There's a gotcha: `i` is an `unit32_t`, so `i >= 0` would always be true
and thus we wrap around and would try to access the pack array at an
out-of-bound index.

> but I'm not sure that the loop condition is quite right to begin with.
> We don't want to iterate all the way down to the beginning of the pack
> list, since some of those packs may be below the "split" line, IOW their
> contents are going to be rolled up and the packs destroyed.
> 
> So I think the right loop condition would be:
> 
>     for (i = geometry->pack_nr - 1; i >= geometry->split; i--)
> 
> which I think makes the "if (geometry->split == geometry->pack_nr)"
> condition above redundant with this loop, so you could probably drop
> that.
> 
> I would definitely appreciate a second set of eye here. The pack *at*
> the split line is considered frozen (IOW, we create a new pack
> consisting of the packs in range [0, geometry->split), and leave the
> packs in range [geometry->split, geometry->nr) alone).
> 
> So it should be fine to enter that loop when "i == geometry->split",
> because it's OK to return that as a potential preferred pack.

That makes sense indeed. Will amend.

[snip]
> > +	test $(wc -l <packs) = 1 &&
> > +
> > +	# We should also see a multi-pack-index. This multi-pack-index should
> > +	# never refer to any packfiles in the alternate object database.
> > +	# Consequentially, it should be valid even with the alternate ODB
> > +	# deleted.
> > +	rm -r shared &&
> > +	git -C member multi-pack-index verify
> 
> To test this even more directly, I think that you could ensure that the
> set of packs (which should just be the single entry found in "packs"
> above) matches what we expect. That should look something like:
> 
>     test-tool read-midx member/.git/objects >packs.midx &&
>     grep "^pack-.*\.idx$" packs.midx | sort >actual &&
>     xargs -n 1 basename <packs | sort >expect
>     test_cmp expect actual
> 
> Note that the read-midx test helper outputs packs with the "*.idx"
> suffix, so you'd probably want to alter your find invocation a few lines
> above accordingly, or rewrite it before writing into "actual".
> 
> Alternatively, since we expect there to be just a single pack here, I
> think we could just as easily write something like:
> 
>     test-tool read-midx member/.git/objects >packs.midx &&
>     grep "^pack-.*\.idx$" packs.midx >actual &&
>     test_line_count = 1 actual &&
>     grep $(cat actual) packs
> 
> though I slightly prefer the former since it is less brittle to changing
> this test.
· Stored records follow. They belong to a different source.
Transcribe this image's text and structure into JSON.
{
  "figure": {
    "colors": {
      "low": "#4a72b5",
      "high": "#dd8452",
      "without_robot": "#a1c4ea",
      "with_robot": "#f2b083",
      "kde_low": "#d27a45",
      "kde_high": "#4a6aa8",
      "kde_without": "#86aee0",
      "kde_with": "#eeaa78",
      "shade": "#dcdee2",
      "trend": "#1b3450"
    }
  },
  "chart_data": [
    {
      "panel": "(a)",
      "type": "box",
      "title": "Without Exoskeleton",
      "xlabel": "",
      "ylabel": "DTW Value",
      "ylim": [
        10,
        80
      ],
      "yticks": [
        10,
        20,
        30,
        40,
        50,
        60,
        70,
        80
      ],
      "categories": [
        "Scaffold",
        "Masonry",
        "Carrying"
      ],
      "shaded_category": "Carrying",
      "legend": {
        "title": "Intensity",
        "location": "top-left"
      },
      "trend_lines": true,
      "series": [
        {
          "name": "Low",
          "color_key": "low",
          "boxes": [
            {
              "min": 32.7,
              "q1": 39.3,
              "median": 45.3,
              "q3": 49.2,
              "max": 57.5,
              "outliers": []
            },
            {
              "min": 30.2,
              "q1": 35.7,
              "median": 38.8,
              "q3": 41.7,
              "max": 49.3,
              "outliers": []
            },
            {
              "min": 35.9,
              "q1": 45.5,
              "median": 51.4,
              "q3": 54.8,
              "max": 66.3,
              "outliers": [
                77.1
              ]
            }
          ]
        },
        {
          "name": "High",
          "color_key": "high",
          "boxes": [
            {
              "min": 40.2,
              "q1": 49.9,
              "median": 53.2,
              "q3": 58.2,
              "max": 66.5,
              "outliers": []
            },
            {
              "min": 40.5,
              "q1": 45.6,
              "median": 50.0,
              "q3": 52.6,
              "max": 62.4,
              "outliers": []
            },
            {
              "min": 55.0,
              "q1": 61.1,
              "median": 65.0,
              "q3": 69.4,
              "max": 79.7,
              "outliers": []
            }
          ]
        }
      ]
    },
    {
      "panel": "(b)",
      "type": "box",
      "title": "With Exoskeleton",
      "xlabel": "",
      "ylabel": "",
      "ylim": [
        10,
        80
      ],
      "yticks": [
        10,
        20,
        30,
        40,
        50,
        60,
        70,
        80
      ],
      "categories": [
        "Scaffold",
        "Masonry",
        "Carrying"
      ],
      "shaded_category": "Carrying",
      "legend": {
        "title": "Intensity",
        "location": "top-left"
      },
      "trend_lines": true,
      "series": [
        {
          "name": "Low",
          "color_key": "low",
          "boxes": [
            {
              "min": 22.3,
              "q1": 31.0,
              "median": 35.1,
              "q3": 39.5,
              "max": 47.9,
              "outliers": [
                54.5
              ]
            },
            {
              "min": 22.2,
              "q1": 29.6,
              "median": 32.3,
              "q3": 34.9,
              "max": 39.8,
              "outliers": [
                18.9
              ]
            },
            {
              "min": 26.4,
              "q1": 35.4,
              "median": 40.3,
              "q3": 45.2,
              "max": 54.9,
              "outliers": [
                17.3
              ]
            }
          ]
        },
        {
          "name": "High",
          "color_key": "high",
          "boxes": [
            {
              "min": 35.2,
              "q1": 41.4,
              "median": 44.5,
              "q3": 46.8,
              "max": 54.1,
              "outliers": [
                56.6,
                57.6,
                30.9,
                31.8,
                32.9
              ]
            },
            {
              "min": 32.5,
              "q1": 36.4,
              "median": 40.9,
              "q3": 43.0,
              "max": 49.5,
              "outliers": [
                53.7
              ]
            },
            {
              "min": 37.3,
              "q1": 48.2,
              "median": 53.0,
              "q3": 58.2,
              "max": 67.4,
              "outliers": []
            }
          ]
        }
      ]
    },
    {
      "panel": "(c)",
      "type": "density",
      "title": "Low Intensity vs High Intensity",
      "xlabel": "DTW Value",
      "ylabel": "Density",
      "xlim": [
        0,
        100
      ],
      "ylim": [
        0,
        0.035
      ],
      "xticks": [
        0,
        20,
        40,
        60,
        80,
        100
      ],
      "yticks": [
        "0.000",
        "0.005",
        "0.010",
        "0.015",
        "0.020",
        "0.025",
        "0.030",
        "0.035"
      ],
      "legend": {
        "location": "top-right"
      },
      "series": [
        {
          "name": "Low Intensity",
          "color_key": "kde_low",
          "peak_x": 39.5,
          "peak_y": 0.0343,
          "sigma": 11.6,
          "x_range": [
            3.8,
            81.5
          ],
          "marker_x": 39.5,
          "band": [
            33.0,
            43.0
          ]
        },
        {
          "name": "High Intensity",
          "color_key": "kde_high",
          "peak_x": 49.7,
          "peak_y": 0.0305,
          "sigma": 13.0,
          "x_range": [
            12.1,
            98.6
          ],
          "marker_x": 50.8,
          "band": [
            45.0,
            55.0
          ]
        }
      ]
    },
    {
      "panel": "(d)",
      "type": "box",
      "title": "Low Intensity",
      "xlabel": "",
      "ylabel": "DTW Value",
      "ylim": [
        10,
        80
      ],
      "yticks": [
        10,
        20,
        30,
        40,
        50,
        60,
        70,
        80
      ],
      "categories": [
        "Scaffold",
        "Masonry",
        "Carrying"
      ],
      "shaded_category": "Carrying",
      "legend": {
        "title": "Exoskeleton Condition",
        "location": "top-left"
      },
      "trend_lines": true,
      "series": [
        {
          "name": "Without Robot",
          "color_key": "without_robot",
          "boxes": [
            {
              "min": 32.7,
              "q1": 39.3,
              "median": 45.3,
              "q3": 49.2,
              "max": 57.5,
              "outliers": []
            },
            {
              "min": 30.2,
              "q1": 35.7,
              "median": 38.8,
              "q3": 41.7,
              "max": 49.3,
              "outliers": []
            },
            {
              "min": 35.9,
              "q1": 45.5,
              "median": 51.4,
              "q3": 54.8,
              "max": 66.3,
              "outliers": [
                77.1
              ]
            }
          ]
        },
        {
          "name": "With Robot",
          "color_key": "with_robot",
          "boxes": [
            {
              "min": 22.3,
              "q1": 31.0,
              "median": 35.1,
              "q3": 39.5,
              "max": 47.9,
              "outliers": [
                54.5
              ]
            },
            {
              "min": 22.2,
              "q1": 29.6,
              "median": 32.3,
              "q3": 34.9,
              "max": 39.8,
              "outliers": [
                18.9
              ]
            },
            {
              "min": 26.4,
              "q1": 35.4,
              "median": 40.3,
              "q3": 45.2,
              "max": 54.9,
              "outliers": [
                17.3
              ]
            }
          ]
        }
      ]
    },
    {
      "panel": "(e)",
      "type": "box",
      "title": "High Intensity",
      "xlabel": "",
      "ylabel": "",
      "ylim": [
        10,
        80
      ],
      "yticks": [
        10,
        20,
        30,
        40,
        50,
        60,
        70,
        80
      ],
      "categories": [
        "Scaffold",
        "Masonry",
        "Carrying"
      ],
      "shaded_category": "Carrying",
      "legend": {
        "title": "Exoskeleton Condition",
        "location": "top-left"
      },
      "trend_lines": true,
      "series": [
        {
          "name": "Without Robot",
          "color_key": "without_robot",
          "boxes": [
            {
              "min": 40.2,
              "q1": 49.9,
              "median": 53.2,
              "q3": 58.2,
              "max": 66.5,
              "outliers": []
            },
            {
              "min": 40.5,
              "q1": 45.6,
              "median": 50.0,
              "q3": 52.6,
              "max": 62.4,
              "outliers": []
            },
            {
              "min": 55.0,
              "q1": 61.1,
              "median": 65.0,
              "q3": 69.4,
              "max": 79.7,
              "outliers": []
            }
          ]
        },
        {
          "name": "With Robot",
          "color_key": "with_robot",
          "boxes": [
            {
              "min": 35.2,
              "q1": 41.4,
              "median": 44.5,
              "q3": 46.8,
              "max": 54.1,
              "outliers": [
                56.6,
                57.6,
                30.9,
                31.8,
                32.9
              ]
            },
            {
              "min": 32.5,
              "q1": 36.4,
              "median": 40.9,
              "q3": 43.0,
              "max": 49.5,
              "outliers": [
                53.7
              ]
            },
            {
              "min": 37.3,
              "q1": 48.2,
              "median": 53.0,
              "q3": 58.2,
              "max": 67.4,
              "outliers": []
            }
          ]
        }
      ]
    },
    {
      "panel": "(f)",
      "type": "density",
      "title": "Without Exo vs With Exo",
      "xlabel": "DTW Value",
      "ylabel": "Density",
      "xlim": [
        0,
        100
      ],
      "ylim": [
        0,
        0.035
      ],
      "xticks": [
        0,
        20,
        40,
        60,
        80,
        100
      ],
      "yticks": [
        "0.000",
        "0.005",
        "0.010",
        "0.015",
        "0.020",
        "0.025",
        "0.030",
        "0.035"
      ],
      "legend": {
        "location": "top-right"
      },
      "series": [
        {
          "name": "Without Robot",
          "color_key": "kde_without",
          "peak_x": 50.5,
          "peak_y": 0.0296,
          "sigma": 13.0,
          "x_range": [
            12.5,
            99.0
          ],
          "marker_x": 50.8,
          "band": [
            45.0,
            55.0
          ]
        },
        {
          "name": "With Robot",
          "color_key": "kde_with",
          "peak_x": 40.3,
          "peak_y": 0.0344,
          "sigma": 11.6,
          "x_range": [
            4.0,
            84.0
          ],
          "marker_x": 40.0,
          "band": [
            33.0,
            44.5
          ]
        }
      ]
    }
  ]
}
Either way, though.

Thanks, I've adopted that approach with a slight modification.

Patrick
diff mbox series

Patch

diff --git a/builtin/repack.c b/builtin/repack.c
index df4d8e0f0b..9d36dc8b84 100644
--- a/builtin/repack.c
+++ b/builtin/repack.c
@@ -448,8 +448,10 @@  static void split_pack_geometry(struct pack_geometry *geometry, int factor)
 	geometry->split = split;
 }
 
-static struct packed_git *get_largest_active_pack(struct pack_geometry *geometry)
+static struct packed_git *get_preferred_pack(struct pack_geometry *geometry)
 {
+	uint32_t i;
+
 	if (!geometry) {
 		/*
 		 * No geometry means either an all-into-one repack (in which
@@ -464,7 +466,16 @@  static struct packed_git *get_largest_active_pack(struct pack_geometry *geometry
 	}
 	if (geometry->split == geometry->pack_nr)
 		return NULL;
-	return geometry->pack[geometry->pack_nr - 1];
+
+	for (i = geometry->pack_nr; i > 0; i--)
+		/*
+		 * A pack that is not local would never be included in a
+		 * multi-pack index. We thus skip over any non-local packs.
+		 */
+		if (geometry->pack[i - 1]->pack_local)
+			return geometry->pack[i - 1];
+
+	return NULL;
 }
 
 static void clear_pack_geometry(struct pack_geometry *geometry)
@@ -591,7 +602,7 @@  static int write_midx_included_packs(struct string_list *include,
 {
 	struct child_process cmd = CHILD_PROCESS_INIT;
 	struct string_list_item *item;
-	struct packed_git *largest = get_largest_active_pack(geometry);
+	struct packed_git *preferred = get_preferred_pack(geometry);
 	FILE *in;
 	int ret;
 
@@ -612,9 +623,9 @@  static int write_midx_included_packs(struct string_list *include,
 	if (write_bitmaps)
 		strvec_push(&cmd.args, "--bitmap");
 
-	if (largest)
+	if (preferred)
 		strvec_pushf(&cmd.args, "--preferred-pack=%s",
-			     pack_basename(largest));
+			     pack_basename(preferred));
 
 	if (refs_snapshot)
 		strvec_pushf(&cmd.args, "--refs-snapshot=%s", refs_snapshot);
diff --git a/t/t7703-repack-geometric.sh b/t/t7703-repack-geometric.sh
index 8821fbd2dd..92a1aaa754 100755
--- a/t/t7703-repack-geometric.sh
+++ b/t/t7703-repack-geometric.sh
@@ -281,4 +281,35 @@  test_expect_success '--geometric with pack.packSizeLimit' '
 	)
 '
 
+test_expect_success '--geometric --write-midx with packfiles in main and alternate ODB' '
+	test_when_finished "rm -fr shared member" &&
+
+	# Create a shared repository that will serve as the alternate object
+	# database for the member linked to it. It has got some objects on its
+	# own that are packed into a single packfile.
+	git init shared &&
+	test_commit -C shared common-object &&
+	git -C shared repack -ad &&
+
+	# We create member so that its alternates file points to the shared
+	# repository. We then create a commit in it so that git-repack(1) has
+	# something to repack.
+	# of the shared object database.
+	git clone --shared shared member &&
+	test_commit -C member unique-object &&
+	git -C member repack --geometric=2 --write-midx 2>err &&
+	test_must_be_empty err &&
+
+	# We should see that a new packfile was generated.
+	find shared/.git/objects/pack -type f -name "*.pack" | sort >packs &&
+	test $(wc -l <packs) = 1 &&
+
+	# We should also see a multi-pack-index. This multi-pack-index should
+	# never refer to any packfiles in the alternate object database.
+	# Consequentially, it should be valid even with the alternate ODB
+	# deleted.
+	rm -r shared &&
+	git -C member multi-pack-index verify
+'
+
 test_done